The Sloths "One Way Out"
What sort of band puts out its debut album 50 years after its formation? You’d expect such a band to have been memorable enough to sustain the fascination of its audience during long decades spent dormant. You’d further expect that band to be made up of rock and roll true believers — wild men whose enthusiasm for rough riffs and sharp storytelling hasn’t been diminished a bit by the passage of time. You’d expect them to be local legends. In other words, you’d be looking for a band like the Sloths. For years, this explosively entertaining combo was a closely-guarded Southern California secret. Now, they belong to the world.

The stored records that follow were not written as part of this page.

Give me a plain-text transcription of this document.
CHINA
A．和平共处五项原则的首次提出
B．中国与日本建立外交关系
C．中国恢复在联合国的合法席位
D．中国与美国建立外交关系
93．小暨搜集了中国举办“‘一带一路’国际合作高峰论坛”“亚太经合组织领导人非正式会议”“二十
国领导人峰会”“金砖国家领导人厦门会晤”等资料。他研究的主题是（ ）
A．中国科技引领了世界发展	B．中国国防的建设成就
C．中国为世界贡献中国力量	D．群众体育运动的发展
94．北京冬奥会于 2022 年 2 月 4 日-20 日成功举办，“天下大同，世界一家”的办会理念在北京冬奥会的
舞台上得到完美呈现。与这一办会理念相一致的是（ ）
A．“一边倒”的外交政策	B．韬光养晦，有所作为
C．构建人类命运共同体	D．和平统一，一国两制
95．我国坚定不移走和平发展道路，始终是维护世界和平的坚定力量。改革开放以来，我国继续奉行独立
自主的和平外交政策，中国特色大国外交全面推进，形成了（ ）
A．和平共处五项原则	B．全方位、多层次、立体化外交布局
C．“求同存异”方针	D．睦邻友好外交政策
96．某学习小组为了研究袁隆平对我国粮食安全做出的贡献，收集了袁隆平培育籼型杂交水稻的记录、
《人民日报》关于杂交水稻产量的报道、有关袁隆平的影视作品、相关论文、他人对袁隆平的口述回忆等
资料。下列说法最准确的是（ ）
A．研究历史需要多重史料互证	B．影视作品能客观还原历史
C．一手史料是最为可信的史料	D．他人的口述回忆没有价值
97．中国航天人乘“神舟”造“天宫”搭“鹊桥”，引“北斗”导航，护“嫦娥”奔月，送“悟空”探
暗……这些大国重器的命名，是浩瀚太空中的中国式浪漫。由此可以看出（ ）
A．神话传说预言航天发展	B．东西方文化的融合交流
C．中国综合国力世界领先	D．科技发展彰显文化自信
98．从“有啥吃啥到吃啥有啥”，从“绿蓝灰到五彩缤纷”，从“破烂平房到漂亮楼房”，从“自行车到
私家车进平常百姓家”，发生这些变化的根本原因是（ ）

“One Way Out,” the Sloths’ smart, kinetic new single, is exactly the sort of rambunctious rock and roll that made the band a hot ticket on the Sunset Strip in the mid-1960s. There, the Sloths shared bills with the Doors, The Animals, Pink Floyd, and other soon-to-be-world-famous bands. “Makin’ Love,” a sizzling slice of proto-punk, was the Sloths’ calling card, but its salacious come-ons made it too hot for mid-’60s radio. But record collectors and garage rock aficionados kept it alive for years through word of mouth and inclusion on compilations. When the band got back together in 2011, they discovered a built-in audience hungry for new Sloths music — and younger punk rock listeners who could recognize a group whose time had finally come.

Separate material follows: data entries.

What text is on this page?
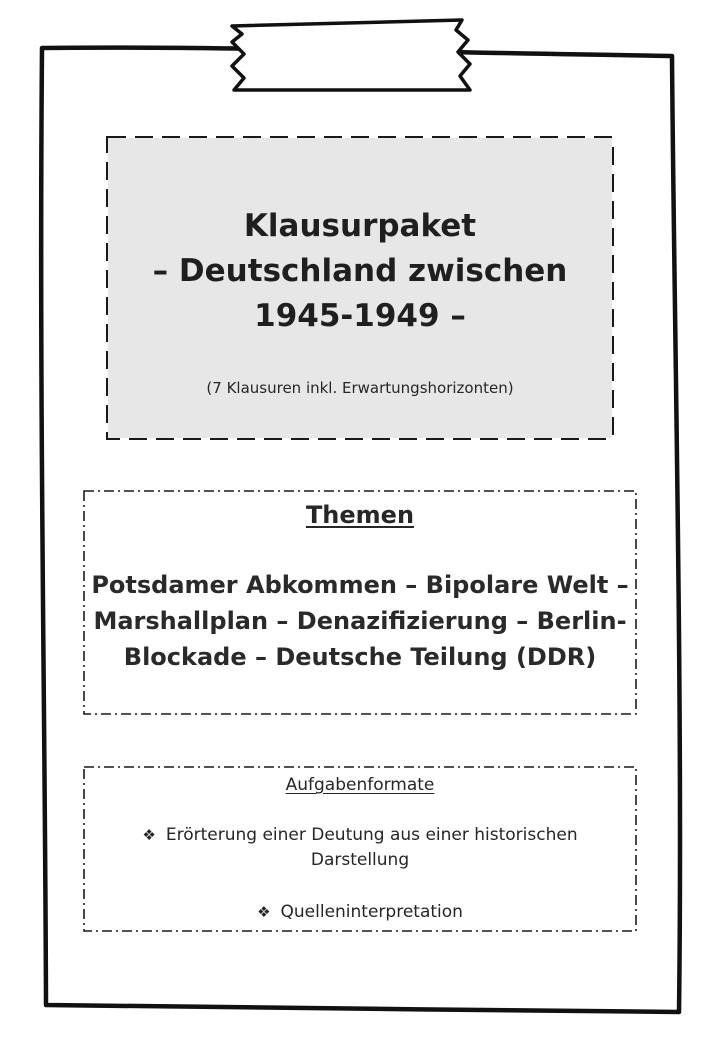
Klausurpaket
– Deutschland zwischen
1945-1949 –
(7 Klausuren inkl. Erwartungshorizonten)
Themen
Potsdamer Abkommen – Bipolare Welt – Marshallplan – Denazifizierung – Berlin-Blockade – Deutsche Teilung (DDR)
Aufgabenformate
❖ Erörterung einer Deutung aus einer historischen Darstellung
❖ Quelleninterpretation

Since then, the Sloths have achieved international acclaim of their own. The band recently headlined the Purple Weekend in Leon in Spain, and they’ve brought their act across North America; in about a month, they’ll be making their return to SXSW in support of Back From The Grave. In addition to the scalding “One Way Out,” the new set features ten new tracks (including a remake of “Makin’ Love”) that demonstrate the group’s breadth: in addition to the garage rock that made the band’s name, these new songs incorporate elements from raucous power-pop, Detroit rhythm and blues, berserk rockabilly, and B-movie soundtracks.

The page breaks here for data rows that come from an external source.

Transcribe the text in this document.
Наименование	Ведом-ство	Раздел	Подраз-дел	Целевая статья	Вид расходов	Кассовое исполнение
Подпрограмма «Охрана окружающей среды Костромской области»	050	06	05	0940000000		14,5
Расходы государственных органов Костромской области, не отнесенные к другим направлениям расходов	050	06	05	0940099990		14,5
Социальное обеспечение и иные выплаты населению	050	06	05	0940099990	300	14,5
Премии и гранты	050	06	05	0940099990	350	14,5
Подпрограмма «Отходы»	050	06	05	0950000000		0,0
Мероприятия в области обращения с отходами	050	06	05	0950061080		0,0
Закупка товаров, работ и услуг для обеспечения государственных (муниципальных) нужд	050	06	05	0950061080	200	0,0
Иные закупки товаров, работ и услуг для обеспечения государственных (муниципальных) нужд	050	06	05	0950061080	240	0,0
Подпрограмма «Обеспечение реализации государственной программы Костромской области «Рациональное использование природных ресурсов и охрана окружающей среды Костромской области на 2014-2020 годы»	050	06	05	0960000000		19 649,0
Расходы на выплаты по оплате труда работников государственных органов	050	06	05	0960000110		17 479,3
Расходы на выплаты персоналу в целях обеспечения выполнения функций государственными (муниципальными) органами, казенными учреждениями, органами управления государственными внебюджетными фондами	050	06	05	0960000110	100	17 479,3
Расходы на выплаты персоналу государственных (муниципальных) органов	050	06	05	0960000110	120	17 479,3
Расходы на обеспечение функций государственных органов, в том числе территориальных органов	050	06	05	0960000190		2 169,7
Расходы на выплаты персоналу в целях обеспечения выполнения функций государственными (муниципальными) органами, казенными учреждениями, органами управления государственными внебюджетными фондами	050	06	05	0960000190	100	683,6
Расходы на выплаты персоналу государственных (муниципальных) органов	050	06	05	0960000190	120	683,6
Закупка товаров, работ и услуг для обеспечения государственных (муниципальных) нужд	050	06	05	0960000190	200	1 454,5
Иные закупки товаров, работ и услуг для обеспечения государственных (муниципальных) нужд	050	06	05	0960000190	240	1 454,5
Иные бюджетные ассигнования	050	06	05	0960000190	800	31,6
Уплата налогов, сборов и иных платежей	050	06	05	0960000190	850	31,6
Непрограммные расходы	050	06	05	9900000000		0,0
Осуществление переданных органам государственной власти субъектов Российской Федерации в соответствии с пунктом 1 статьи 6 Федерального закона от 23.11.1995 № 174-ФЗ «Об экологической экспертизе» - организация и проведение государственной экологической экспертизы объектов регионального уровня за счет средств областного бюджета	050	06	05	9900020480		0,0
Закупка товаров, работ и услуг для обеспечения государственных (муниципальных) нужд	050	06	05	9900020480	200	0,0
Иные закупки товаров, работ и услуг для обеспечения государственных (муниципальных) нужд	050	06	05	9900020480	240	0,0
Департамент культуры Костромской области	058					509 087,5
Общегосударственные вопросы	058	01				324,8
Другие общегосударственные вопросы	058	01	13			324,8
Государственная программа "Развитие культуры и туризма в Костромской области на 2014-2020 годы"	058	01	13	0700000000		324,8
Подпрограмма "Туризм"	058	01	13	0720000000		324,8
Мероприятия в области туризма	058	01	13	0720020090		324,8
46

Frontman Tom McLoughlin knows something about resurrections, and about horror iconography, too — in addition to his rock and roll notoriety, he’s known around Hollywood as the screenwriter and director of Jason Lives, the sixth Friday The 13th flick. In the witty, funny clip for “One Way Out,” he’s literally the devil’s advocate: McLoughlin shows up in a cosmic courtroom to tell the stories of a procession of desperate people driven to ugly ends. By the end of his testimony, he’s got the prosecutor flustered, the judge and jury dancing, and his clients acquitted through the anarchic power of garage rock. The long-haired, lithe McLoughlin looks the part of a punk lifer — like Iggy Pop, who he resembles more than a little, there’s a survival story inscribed in every line on his face. He’s just the sort of renegade attorney that a condemned man needs: everything he says carries the authority than can only come through long, hard experience.